1. https://radiopaedia.org/articles/standardised-uptake-value-suv?lang=us
2. Michael S. Hofman. The Hierarchy of SUVs: From Diagnostics to Therapeutics and the Pathway to Effective Theranostics. Journal of Nuclear Medicine. December 2023, 64 (12) 1845-1847; DOI: https://doi.org/10.2967/jnumed.123.266930
3. Staniszewska M, Fragoso Costa P, Eiber M, Klose JM, Wosniack J, Reis H, Szarvas T, Hadaschik B, Lückerath K, Herrmann K, et al.

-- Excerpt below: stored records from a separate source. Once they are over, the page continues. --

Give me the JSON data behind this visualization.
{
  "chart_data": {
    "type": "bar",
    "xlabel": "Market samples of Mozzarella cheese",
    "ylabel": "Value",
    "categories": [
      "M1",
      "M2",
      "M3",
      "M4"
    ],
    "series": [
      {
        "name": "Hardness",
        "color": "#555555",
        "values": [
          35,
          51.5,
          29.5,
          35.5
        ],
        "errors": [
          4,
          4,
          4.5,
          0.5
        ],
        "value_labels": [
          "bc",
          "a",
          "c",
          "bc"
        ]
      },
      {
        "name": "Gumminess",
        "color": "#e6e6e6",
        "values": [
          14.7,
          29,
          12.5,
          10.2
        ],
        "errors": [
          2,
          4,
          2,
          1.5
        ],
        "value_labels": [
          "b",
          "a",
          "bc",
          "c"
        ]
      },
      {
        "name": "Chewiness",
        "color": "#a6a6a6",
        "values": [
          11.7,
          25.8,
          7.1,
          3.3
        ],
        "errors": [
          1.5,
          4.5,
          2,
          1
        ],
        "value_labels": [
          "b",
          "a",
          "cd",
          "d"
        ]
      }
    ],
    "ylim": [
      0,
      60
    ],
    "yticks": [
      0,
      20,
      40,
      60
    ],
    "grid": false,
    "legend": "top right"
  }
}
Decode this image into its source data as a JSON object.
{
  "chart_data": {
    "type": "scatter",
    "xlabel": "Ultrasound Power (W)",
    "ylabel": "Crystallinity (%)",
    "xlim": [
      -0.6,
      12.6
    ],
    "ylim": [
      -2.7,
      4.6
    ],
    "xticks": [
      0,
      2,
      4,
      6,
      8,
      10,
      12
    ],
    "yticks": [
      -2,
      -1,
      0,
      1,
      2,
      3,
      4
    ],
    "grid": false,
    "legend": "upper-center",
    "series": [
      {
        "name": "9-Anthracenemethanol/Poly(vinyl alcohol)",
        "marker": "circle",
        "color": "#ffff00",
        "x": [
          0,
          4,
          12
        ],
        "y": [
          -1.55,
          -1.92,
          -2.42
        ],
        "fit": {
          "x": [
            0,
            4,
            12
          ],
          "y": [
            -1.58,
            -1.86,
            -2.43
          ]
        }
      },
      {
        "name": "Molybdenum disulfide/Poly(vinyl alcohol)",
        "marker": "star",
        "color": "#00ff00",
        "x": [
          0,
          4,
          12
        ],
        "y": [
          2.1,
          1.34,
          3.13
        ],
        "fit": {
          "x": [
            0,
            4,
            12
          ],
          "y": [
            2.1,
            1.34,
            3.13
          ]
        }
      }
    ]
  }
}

Enzalutamide Enhances PSMA Expression of PSMA-Low Prostate Cancer. International Journal of Molecular Sciences. 2021; 22(14):7431. https://doi.org/10.3390/ijms22147431
4. Emmett, L., Subramaniam, S., Joshua, A.M., Crumbaker, M., Martin, A., Zhang, A.Y., Rana, N., Langford, A., Mitchell, J., Yip, S., Francis, R., Hofman, M.S., Sandhu, S., Azad, A., Gedye, C., McJannett, M., Stockler, M.R., Davis, I.D. and (2021), ENZA-p trial protocol: a randomized phase II trial using prostate-specific membrane antigen as a therapeutic target and prognostic indicator in men with metastatic castration-resistant prostate cancer treated with enzalutamide (ANZUP 1901). BJU Int, 128: 642-651.https://doi.org/10.1111/bju.15491 
5. https://www.urotoday.com/conference-highlights/esmo-2023/esmo-2023-prostate-cancer/147459-esmo-2023-enza-p-anzup-1901-enzalutamide-and-177lu-psma-617-in-poor-risk-metastatic-castration-resistant-prostate-cancer-mcrpc-a-randomized-phase-2-trial.html.